Rebecca Schmidt sends some of the most positive emails I’ve ever read. Always responding with an exclamative “thank you!” and support for my work, Becks is a rock. Becks counseled me whenever I had questions on if I was doing something right, if it was beneficial for the team, and how to follow up if a task is unmet. From learning how to be in the corporate environment to exploring an area you’re not familiar with at all, her advice provided relief and affirmation that we can always try something new and are capable of adapting.
Katie Colleary pushes the boundaries of creativity. Energetic and bright in person, it comes as no surprise that her work replicates that. Anytime I spoke with Katie, her energy and imagination felt infectious, seeming to pass on to me and my ideas too. She pushed my creative limits and helped me grasp how to channel an idea into a final presentation—for an exciting example, look at our giveaway, open now through September 23rd.
Kevin Santo probably received over 100 Slack messages from me on a day-to-day basis. This was amplified when we met in the office and I bombarded him with never-ending questions on why he asked a client to elaborate on a specific talking point, why he changed a pitch a certain way, why a news flag was relevant or a pass (the nicer way to say bad), and how to navigate multiple passions with your professional life. From PR to changing priorities in and out of work, Kevin taught me how to be more flexible, see the positives in every outcome, and shift gears.

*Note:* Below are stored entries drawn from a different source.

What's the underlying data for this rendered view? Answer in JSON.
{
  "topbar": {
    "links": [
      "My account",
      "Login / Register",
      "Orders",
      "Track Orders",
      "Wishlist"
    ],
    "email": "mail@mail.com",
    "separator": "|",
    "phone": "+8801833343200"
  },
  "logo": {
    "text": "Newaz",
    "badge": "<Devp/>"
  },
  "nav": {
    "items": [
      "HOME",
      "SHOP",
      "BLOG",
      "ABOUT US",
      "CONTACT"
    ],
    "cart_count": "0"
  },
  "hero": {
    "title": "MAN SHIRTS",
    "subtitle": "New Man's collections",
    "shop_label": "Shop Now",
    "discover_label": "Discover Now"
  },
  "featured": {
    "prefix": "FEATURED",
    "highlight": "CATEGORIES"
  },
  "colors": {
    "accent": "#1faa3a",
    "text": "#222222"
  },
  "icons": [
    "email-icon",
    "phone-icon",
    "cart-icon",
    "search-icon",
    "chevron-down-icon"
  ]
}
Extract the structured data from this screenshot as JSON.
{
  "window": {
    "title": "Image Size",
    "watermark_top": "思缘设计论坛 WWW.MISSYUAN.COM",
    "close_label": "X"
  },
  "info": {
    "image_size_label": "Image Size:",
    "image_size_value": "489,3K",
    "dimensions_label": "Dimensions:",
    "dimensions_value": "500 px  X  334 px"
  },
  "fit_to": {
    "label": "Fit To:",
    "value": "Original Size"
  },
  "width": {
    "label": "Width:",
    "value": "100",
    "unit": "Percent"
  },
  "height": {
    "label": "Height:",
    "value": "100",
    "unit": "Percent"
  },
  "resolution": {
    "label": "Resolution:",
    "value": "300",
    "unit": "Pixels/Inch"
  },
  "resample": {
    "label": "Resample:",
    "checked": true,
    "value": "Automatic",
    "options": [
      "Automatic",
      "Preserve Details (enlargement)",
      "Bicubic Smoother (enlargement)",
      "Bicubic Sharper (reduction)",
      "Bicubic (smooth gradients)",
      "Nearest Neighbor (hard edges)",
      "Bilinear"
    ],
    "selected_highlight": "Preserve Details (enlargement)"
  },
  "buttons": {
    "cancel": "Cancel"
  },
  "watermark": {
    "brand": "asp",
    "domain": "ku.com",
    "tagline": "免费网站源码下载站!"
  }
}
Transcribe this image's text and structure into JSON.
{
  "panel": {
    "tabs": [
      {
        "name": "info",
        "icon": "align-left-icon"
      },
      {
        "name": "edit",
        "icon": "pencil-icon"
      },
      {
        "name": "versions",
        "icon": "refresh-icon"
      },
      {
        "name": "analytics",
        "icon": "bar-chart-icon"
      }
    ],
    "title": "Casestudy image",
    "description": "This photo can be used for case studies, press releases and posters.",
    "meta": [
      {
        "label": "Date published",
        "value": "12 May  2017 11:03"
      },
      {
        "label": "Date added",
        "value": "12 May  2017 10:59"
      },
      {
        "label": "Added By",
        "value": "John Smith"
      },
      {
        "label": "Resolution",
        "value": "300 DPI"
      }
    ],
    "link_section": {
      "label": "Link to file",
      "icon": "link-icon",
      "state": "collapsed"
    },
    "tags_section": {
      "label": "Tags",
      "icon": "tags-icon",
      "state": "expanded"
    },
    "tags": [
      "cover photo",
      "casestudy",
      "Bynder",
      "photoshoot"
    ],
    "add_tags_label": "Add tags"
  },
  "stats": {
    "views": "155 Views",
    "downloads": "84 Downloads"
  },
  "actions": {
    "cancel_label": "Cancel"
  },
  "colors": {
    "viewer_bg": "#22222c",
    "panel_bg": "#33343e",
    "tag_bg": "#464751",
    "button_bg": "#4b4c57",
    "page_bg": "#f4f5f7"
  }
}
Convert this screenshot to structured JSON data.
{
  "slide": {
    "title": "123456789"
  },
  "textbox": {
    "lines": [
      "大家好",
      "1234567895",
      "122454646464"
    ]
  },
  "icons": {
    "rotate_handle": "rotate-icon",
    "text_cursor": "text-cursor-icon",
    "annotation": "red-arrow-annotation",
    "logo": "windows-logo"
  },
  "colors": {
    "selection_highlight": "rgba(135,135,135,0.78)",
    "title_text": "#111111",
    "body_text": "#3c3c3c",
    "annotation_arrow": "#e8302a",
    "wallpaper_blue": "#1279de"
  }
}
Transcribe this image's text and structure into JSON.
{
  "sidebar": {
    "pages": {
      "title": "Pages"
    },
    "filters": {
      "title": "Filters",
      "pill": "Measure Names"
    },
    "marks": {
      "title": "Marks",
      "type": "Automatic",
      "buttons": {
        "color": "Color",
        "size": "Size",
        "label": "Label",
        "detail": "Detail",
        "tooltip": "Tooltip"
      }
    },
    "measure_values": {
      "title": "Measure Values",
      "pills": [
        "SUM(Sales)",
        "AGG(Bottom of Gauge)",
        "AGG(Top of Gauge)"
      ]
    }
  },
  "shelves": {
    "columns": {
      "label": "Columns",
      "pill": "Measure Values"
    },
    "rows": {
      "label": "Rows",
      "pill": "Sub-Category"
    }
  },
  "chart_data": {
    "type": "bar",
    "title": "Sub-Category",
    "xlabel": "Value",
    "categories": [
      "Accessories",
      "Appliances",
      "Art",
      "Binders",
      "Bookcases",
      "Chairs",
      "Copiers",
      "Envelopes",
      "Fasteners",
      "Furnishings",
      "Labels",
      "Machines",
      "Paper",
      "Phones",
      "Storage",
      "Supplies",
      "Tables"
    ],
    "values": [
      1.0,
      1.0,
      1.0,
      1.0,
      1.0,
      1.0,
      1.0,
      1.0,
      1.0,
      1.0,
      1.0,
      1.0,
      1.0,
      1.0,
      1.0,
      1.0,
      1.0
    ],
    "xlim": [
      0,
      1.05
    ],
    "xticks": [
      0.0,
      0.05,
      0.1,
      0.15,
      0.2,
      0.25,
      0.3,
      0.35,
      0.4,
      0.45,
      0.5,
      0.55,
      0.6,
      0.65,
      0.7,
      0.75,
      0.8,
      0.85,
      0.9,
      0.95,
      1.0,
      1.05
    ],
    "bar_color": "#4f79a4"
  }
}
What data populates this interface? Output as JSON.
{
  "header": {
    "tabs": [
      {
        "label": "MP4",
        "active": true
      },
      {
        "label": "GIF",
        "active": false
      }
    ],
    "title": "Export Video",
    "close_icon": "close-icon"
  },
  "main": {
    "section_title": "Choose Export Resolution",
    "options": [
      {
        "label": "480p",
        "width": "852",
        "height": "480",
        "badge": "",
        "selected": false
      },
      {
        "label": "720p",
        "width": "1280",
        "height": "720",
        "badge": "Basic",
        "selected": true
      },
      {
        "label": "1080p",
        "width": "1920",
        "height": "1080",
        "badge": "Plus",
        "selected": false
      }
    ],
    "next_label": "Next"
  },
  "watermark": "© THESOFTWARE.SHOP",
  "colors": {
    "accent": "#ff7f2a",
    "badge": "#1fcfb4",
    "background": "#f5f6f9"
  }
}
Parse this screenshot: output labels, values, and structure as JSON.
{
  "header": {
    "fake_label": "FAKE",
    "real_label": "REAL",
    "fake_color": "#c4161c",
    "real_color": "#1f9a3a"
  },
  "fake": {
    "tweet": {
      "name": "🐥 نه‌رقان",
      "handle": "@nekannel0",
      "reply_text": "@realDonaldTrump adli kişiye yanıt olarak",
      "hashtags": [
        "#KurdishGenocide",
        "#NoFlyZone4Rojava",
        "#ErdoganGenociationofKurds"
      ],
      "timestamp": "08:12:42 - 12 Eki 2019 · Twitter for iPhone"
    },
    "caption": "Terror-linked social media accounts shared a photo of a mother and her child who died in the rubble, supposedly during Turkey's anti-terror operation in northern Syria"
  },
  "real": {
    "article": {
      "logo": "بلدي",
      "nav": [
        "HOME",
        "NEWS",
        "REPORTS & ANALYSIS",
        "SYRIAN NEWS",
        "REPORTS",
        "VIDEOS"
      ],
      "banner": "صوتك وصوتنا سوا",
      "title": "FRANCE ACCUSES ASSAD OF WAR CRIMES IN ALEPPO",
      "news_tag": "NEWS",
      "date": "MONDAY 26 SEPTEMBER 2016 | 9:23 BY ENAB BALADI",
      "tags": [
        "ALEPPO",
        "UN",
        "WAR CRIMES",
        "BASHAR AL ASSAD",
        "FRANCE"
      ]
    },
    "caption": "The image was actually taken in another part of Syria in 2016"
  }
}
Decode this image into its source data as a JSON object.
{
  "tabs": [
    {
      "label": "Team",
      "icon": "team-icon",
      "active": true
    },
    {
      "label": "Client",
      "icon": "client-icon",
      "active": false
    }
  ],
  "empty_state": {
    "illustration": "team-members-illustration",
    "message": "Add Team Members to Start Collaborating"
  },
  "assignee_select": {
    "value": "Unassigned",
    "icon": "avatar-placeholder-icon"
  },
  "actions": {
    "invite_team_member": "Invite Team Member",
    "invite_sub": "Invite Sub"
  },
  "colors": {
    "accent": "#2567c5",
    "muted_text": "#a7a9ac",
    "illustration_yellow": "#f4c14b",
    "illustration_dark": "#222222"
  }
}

Alaina Hay provided a comprehensive list of what I was doing and what I was expected to do when I came into the firm. Her modest leadership and communication prowess helped me find my feet and acclimate to a new environment at a rapid pace. Encouraging proactivity and meeting me with unparalleled support, she refined my rough PR edges and showed me how to take charge and, more importantly, show up for my team.
Matt Kirdahy managed to ask me questions that I sat with for ages—and honestly, still reflect back on. Deciphering priorities, understanding why you’re nervous in an unfamiliar environment, and choosing between being trapped in a room with a bat or rat for twenty-four hours, I was pushed to think about my goals and overcome my anxieties. He taught me the power of taking a chance, asking questions, and, most resoundingly, finding the right people.
Jesse Chen, my mentor, I owe a considerable amount of thanks. She took a chance on me, a slightly wayward student with minor PR and finance experience, and brought me onboard. With no hesitation or reserve in anything she does, she welcomed me in, showed me the ropes, and provided thoughtful and extensive feedback, giving me the space and direction to flourish. Undoubtedly, she imparted to me endless professional wisdom. What sticks with me the most, however, is the inspiration I feel from her perseverance, her ability to expertly blend person and profession, and her resolute beliefs.
So… where do you see yourself in 5 years?
I can confidently say I don’t know for certain, and that’s okay. What I can say is that I’ve grown exponentially over the course of my internship, both personally and professionally, and will take these skills with me for the next five years and beyond. And although I may not know what my future holds yet, Water & Wall has provided me with an invaluable opportunity to explore some of my many interests, while supporting my growth in myriad ways. Not bad for a summer internship!